RECOVERING FROM CHRONIC PERFECTIONISM
Looking good, but feeling like a fraud?
One of the areas of specialism within my client work is what I call “overachieving“. Many of my clients do not feel they fall into this category because they haven’t done everything they have dreamt of yet. Or because they have fallen down, let someone down - had a failed marriage or a failed business, or both.
These high achieving, often high flying, individuals speak of their “high standards”, that they don’t judge others, just themselves. That other people seem to be able to get away with shoddy behaviour, but they can’t. Or perhaps they believe they can when they are at their manipulative best/worst.
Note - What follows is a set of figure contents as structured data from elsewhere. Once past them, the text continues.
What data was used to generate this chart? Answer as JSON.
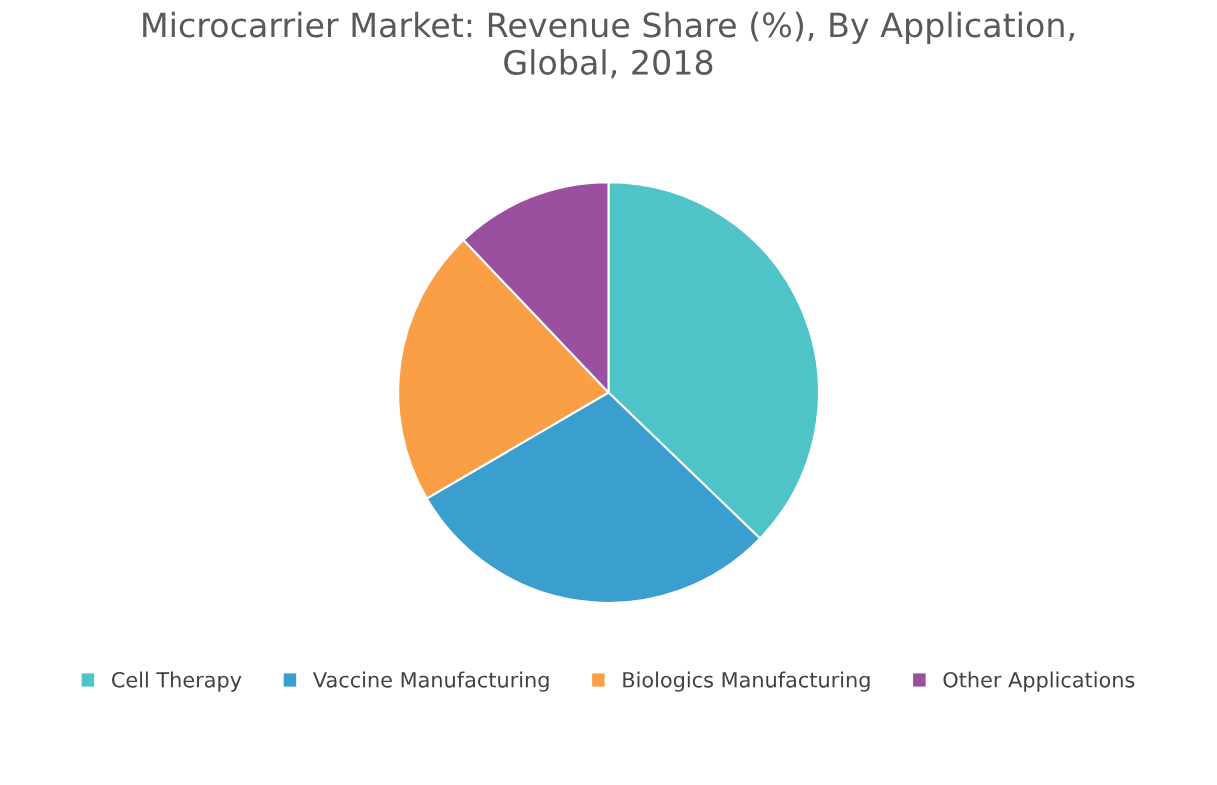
{
  "chart_data": {
    "type": "pie",
    "title": "Microcarrier Market: Revenue Share (%), By Application,\nGlobal, 2018",
    "categories": [
      "Cell Therapy",
      "Vaccine Manufacturing",
      "Biologics Manufacturing",
      "Other Applications"
    ],
    "values": [
      37.2,
      29.4,
      21.3,
      12.1
    ],
    "colors": [
      "#4fc4c8",
      "#3a9ecf",
      "#fa9f45",
      "#9b4f9f"
    ],
    "legend": "bottom"
  }
}
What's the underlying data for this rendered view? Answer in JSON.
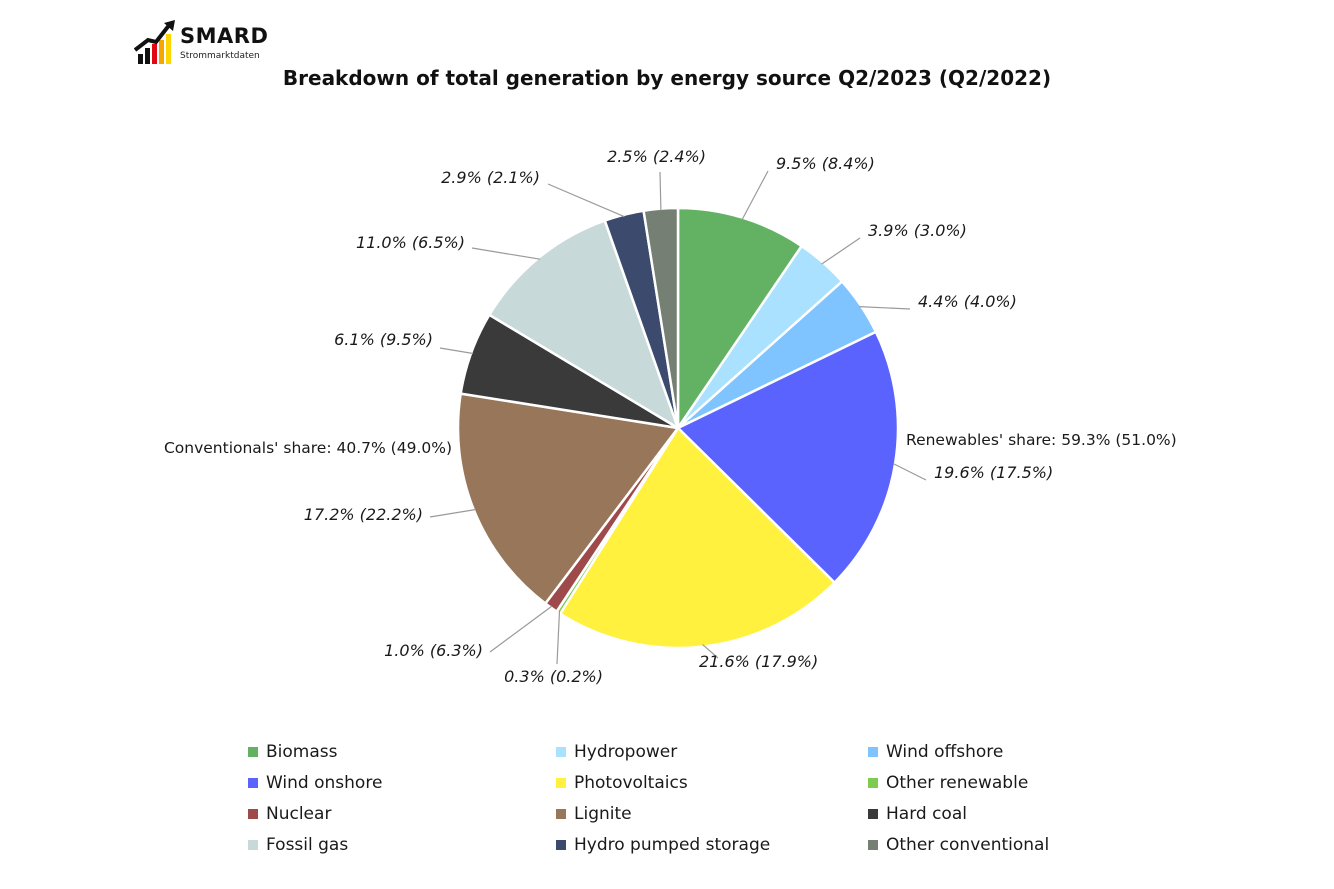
{
  "logo": {
    "wordmark": "SMARD",
    "subtitle": "Strommarktdaten"
  },
  "chart_data": {
    "type": "pie",
    "title": "Breakdown of total generation by energy source Q2/2023 (Q2/2022)",
    "slices": [
      {
        "name": "Biomass",
        "value": 9.5,
        "label": "9.5% (8.4%)",
        "color": "#63B263"
      },
      {
        "name": "Hydropower",
        "value": 3.9,
        "label": "3.9% (3.0%)",
        "color": "#A9E1FF"
      },
      {
        "name": "Wind offshore",
        "value": 4.4,
        "label": "4.4% (4.0%)",
        "color": "#7FC4FF"
      },
      {
        "name": "Wind onshore",
        "value": 19.6,
        "label": "19.6% (17.5%)",
        "color": "#5B63FF"
      },
      {
        "name": "Photovoltaics",
        "value": 21.6,
        "label": "21.6% (17.9%)",
        "color": "#FFF13E"
      },
      {
        "name": "Other renewable",
        "value": 0.3,
        "label": "0.3% (0.2%)",
        "color": "#7DCB4F"
      },
      {
        "name": "Nuclear",
        "value": 1.0,
        "label": "1.0% (6.3%)",
        "color": "#9E4A4A"
      },
      {
        "name": "Lignite",
        "value": 17.2,
        "label": "17.2% (22.2%)",
        "color": "#98765A"
      },
      {
        "name": "Hard coal",
        "value": 6.1,
        "label": "6.1% (9.5%)",
        "color": "#3A3A3A"
      },
      {
        "name": "Fossil gas",
        "value": 11.0,
        "label": "11.0% (6.5%)",
        "color": "#C7DAD9"
      },
      {
        "name": "Hydro pumped storage",
        "value": 2.9,
        "label": "2.9% (2.1%)",
        "color": "#3C4A6E"
      },
      {
        "name": "Other conventional",
        "value": 2.5,
        "label": "2.5% (2.4%)",
        "color": "#757F74"
      }
    ],
    "annotations": {
      "renewables_share": "Renewables' share: 59.3% (51.0%)",
      "conventionals_share": "Conventionals' share: 40.7% (49.0%)"
    },
    "legend": {
      "placement": "bottom",
      "items": [
        "Biomass",
        "Hydropower",
        "Wind offshore",
        "Wind onshore",
        "Photovoltaics",
        "Other renewable",
        "Nuclear",
        "Lignite",
        "Hard coal",
        "Fossil gas",
        "Hydro pumped storage",
        "Other conventional"
      ]
    }
  }
}
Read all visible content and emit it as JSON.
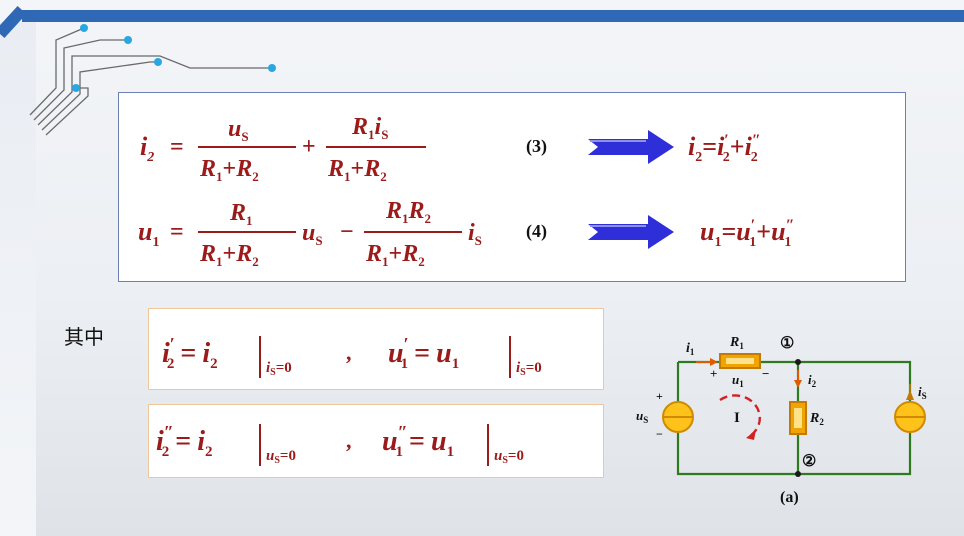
{
  "equations": {
    "eq3": {
      "lhs": "i",
      "lhs_sub": "2",
      "frac1_num": "u",
      "frac1_num_sub": "S",
      "frac1_den": "R",
      "frac1_den_sub_a": "1",
      "frac1_den_b": "R",
      "frac1_den_sub_b": "2",
      "frac2_num_a": "R",
      "frac2_num_sub": "1",
      "frac2_num_b": "i",
      "frac2_num_sub_b": "S",
      "number": "(3)",
      "result_lhs": "i",
      "result_lhs_sub": "2",
      "result_t1": "i",
      "result_t1_sub": "2",
      "result_t1_prime": "′",
      "result_t2": "i",
      "result_t2_sub": "2",
      "result_t2_prime": "″"
    },
    "eq4": {
      "lhs": "u",
      "lhs_sub": "1",
      "frac1_num": "R",
      "frac1_num_sub": "1",
      "factor1": "u",
      "factor1_sub": "S",
      "frac2_num_a": "R",
      "frac2_num_sub_a": "1",
      "frac2_num_b": "R",
      "frac2_num_sub_b": "2",
      "factor2": "i",
      "factor2_sub": "S",
      "number": "(4)",
      "result_lhs": "u",
      "result_lhs_sub": "1",
      "result_t1": "u",
      "result_t1_sub": "1",
      "result_t1_prime": "′",
      "result_t2": "u",
      "result_t2_sub": "1",
      "result_t2_prime": "″"
    },
    "plus": "+",
    "minus": "−",
    "equals": "="
  },
  "label_qizhong": "其中",
  "defs": {
    "row1_left": {
      "var": "i",
      "sub": "2",
      "prime": "′",
      "rhs": "i",
      "rhs_sub": "2",
      "cond": "i",
      "cond_sub": "S",
      "cond_val": "=0"
    },
    "row1_right": {
      "var": "u",
      "sub": "1",
      "prime": "′",
      "rhs": "u",
      "rhs_sub": "1",
      "cond": "i",
      "cond_sub": "S",
      "cond_val": "=0"
    },
    "row2_left": {
      "var": "i",
      "sub": "2",
      "prime": "″",
      "rhs": "i",
      "rhs_sub": "2",
      "cond": "u",
      "cond_sub": "S",
      "cond_val": "=0"
    },
    "row2_right": {
      "var": "u",
      "sub": "1",
      "prime": "″",
      "rhs": "u",
      "rhs_sub": "1",
      "cond": "u",
      "cond_sub": "S",
      "cond_val": "=0"
    },
    "separator": ","
  },
  "circuit": {
    "i1": "i",
    "i1_sub": "1",
    "R1": "R",
    "R1_sub": "1",
    "node1": "①",
    "node2": "②",
    "i2": "i",
    "i2_sub": "2",
    "R2": "R",
    "R2_sub": "2",
    "u1": "u",
    "u1_sub": "1",
    "plus": "+",
    "minus": "−",
    "us": "u",
    "us_sub": "S",
    "is": "i",
    "is_sub": "S",
    "loop": "I",
    "caption": "(a)"
  },
  "colors": {
    "header": "#2f68b4",
    "math": "#9b1b1b",
    "arrow": "#2e2fd8",
    "wire": "#2f7a1f",
    "component": "#f0a400",
    "eq_border": "#6f80b7",
    "def_border": "#f0c79a"
  }
}
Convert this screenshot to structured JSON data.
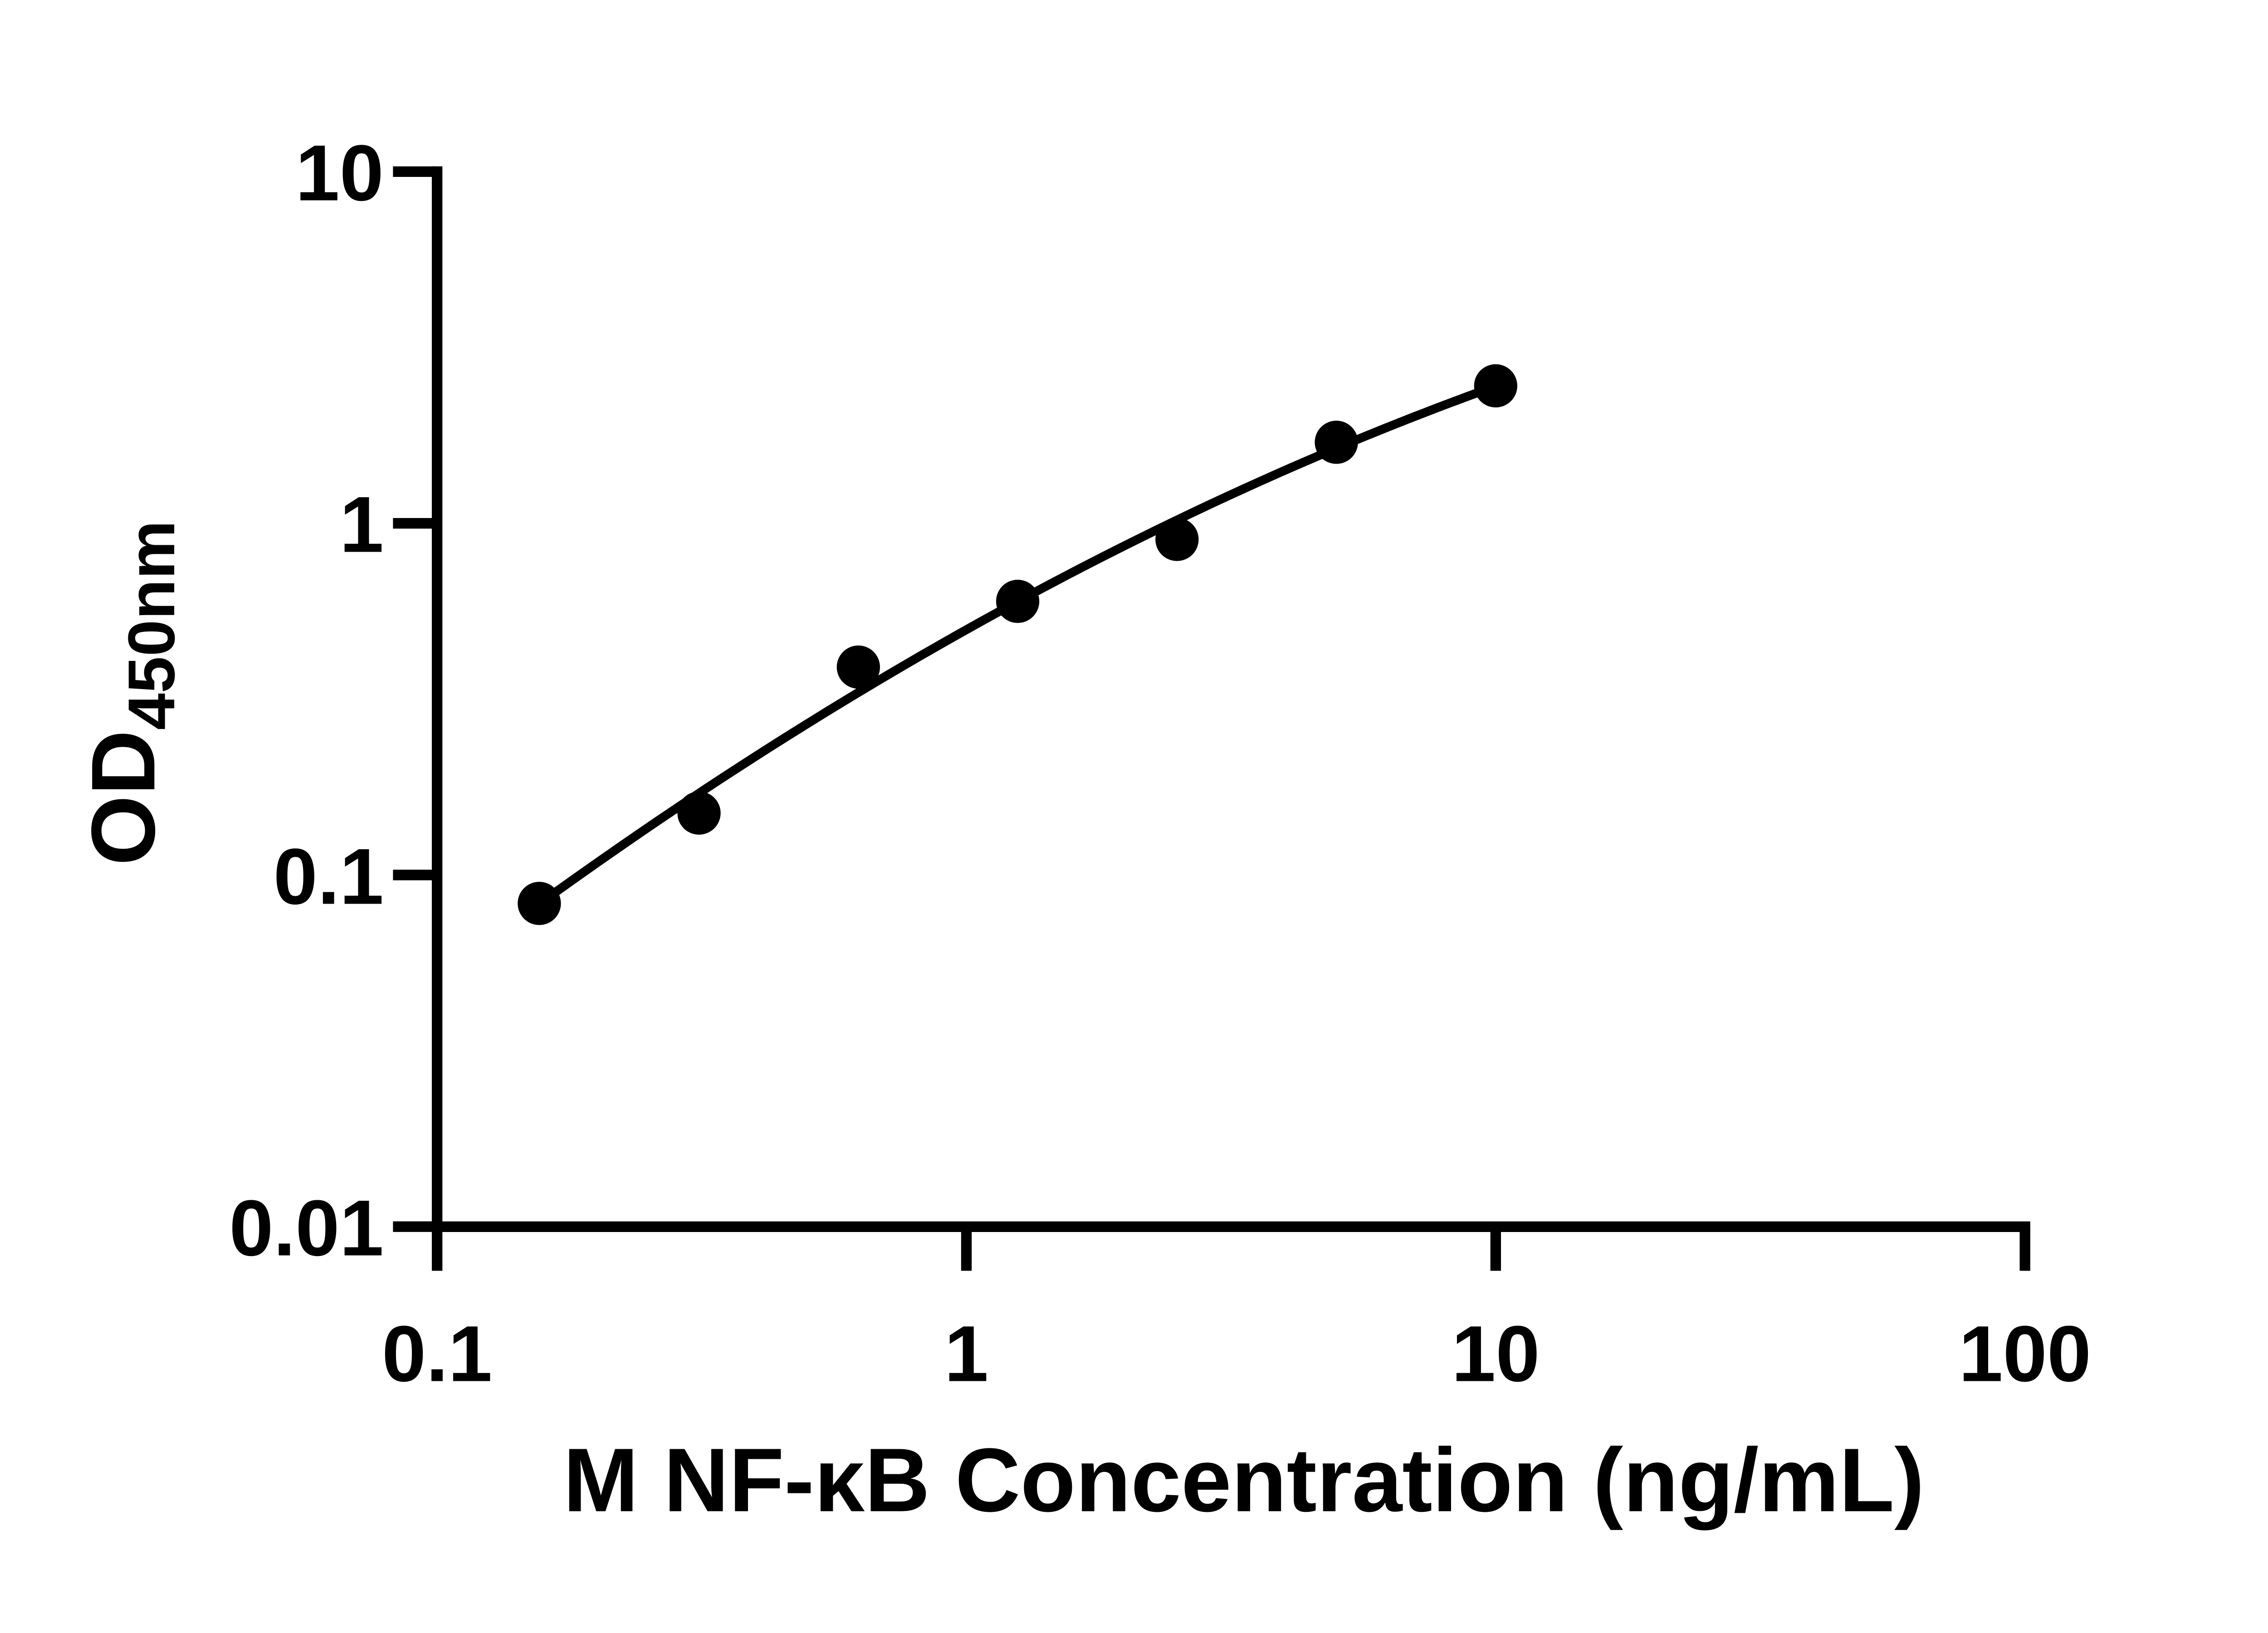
{
  "figure": {
    "background_color": "#ffffff",
    "foreground_color": "#000000"
  },
  "chart_data": {
    "type": "scatter",
    "title": "",
    "xlabel": "M NF-κB Concentration (ng/mL)",
    "ylabel_main": "OD",
    "ylabel_sub": "450nm",
    "xscale": "log",
    "yscale": "log",
    "xlim": [
      0.1,
      100
    ],
    "ylim": [
      0.01,
      10
    ],
    "grid": false,
    "xticks": [
      {
        "value": 0.1,
        "label": "0.1"
      },
      {
        "value": 1,
        "label": "1"
      },
      {
        "value": 10,
        "label": "10"
      },
      {
        "value": 100,
        "label": "100"
      }
    ],
    "yticks": [
      {
        "value": 10,
        "label": "10"
      },
      {
        "value": 1,
        "label": "1"
      },
      {
        "value": 0.1,
        "label": "0.1"
      },
      {
        "value": 0.01,
        "label": "0.01"
      }
    ],
    "series": [
      {
        "name": "standard-curve-points",
        "marker": "filled-circle",
        "color": "#000000",
        "x": [
          0.156,
          0.3125,
          0.625,
          1.25,
          2.5,
          5,
          10
        ],
        "y": [
          0.083,
          0.15,
          0.39,
          0.6,
          0.9,
          1.7,
          2.46
        ]
      }
    ],
    "fit_curve": {
      "model": "log10(y) = a + b*log10(x) + c*log10(x)^2",
      "a": -0.3025,
      "b": 0.844,
      "c": -0.1514,
      "x_range": [
        0.156,
        10
      ],
      "color": "#000000"
    }
  }
}
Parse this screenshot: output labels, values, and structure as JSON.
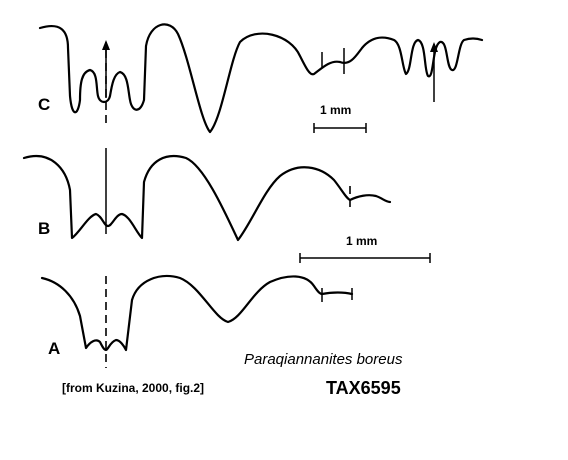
{
  "labels": {
    "c": "C",
    "b": "B",
    "a": "A"
  },
  "scale_bars": {
    "upper": "1 mm",
    "lower": "1 mm"
  },
  "species_name": "Paraqiannanites boreus",
  "citation": "[from Kuzina, 2000, fig.2]",
  "tax_id": "TAX6595"
}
My clients speak of perfectionism, of wanting to banish weakness, not be so lazy, and on and on. From the outside view, the overachiever may appear as though they not only have a lot, if not everything, but they also appear to have it all under control. Until...they don’t.
And at the core of it all is a deeply held belief that they are not enough. That the only way they can be enough is to be great.
I feel deeply passionate about working with these issues, of helping my clients to differentiate between excellence and worthiness. Achievement without worthiness is empty and we are most likely to feel deeply fraudulent. Striving for excellence, being excited and passionate about it, while deeply feeling a sense of worth, is a whole other world.